Die Spirale der Gewalt kann nur durchbrochen werden, wenn der hemmungslose
Ausbau der Gewaltmittel, besonders von Atom- und Raketenwaffen, von
Raketenabwehrsystemen und Weltraumwaffen, umgehend gestoppt und umgekehrt
wird. Dazu fordern wir die rasche Umsetzung der folgenden Schritte:
-
Den Abzug und die Verschrottung aller Atomwaffen aus Deutschland.
- Eine Erklärung der Atomwaffenstaaten, nicht als erste Atomwaffen
einzusetzen (No-First Use) und eine Verpflichtungserklärung gegenüber
Nicht-Atomwaffenstaaten, niemals Atomwaffen gegen sie einzusetzen.
- Ratifizierung des umfassenden Teststopp-Vertrages, Beibehaltung und
Stärkung des ABM-Vertrages und Abschluß eines START III-Abkommens.

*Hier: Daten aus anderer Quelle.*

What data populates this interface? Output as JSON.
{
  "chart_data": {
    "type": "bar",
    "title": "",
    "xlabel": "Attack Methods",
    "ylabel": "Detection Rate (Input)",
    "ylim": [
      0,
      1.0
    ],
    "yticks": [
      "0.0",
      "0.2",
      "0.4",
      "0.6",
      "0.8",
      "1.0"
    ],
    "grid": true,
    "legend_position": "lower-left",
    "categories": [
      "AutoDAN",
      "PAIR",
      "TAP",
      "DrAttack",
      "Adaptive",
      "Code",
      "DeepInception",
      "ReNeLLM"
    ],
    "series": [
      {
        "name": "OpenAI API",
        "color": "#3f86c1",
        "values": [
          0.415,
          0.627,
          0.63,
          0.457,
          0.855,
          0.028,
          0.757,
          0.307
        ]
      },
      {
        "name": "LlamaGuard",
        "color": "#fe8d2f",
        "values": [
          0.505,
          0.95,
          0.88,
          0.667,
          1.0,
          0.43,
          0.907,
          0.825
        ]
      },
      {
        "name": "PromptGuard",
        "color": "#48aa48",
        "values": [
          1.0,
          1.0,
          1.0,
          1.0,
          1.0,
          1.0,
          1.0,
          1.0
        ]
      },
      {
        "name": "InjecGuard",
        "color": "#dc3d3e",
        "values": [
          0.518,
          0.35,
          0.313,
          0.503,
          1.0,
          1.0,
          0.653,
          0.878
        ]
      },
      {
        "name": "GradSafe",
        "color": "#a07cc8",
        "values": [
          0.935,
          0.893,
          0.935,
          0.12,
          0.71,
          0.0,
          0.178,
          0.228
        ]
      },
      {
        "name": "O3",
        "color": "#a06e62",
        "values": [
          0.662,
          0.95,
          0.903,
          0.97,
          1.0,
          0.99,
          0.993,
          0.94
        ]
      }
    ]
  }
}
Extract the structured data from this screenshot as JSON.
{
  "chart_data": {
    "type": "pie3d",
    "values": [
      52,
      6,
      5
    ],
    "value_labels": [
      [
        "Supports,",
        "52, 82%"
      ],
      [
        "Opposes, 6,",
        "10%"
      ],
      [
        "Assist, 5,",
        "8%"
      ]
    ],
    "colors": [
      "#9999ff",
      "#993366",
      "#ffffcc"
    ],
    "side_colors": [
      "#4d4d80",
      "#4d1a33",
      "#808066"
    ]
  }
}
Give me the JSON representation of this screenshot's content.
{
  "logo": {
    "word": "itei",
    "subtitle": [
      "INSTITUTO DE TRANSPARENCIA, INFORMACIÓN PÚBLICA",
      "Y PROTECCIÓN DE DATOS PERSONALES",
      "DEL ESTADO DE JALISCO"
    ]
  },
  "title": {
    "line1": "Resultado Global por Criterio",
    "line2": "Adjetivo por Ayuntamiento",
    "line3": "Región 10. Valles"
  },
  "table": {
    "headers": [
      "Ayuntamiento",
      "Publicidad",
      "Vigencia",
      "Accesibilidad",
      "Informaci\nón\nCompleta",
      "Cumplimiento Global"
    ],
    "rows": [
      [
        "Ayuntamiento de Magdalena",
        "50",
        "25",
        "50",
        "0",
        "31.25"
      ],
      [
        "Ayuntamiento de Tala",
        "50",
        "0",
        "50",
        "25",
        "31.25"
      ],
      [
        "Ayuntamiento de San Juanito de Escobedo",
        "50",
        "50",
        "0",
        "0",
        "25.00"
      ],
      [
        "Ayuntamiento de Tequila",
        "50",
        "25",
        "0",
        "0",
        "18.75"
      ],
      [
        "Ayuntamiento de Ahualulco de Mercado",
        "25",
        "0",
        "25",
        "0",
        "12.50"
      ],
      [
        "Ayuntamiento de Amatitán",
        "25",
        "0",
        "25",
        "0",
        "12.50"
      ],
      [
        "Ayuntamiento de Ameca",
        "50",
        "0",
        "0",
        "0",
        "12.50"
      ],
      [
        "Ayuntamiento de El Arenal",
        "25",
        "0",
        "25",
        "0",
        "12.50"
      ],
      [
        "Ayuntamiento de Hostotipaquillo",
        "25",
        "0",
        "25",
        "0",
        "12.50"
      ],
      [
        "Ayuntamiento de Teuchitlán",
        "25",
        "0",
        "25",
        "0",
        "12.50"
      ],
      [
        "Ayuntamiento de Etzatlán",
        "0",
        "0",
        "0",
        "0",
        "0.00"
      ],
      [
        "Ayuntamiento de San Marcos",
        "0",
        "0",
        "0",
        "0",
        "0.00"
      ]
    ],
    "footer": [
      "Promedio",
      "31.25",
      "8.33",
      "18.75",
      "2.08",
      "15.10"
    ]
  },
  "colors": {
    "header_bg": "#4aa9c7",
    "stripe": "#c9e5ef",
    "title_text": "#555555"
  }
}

- Den drastischen und irreversiblen Abbau der Atomwaffen, bis hin zu ihrer
vollständigen und kontrollierten Beseitigung durch eine
Nuklearwaffenkonvention. Dies betrifft auch die sogenannten taktischen
Atomwaffen, die umgehend beseitigt werden müssen.
- Die Erklärung eines Teststopps und die Aushandlung eines internationalen
Verbots von ballistischen Raketen, Raketenabwehrsystemen und Weltraumwaffen.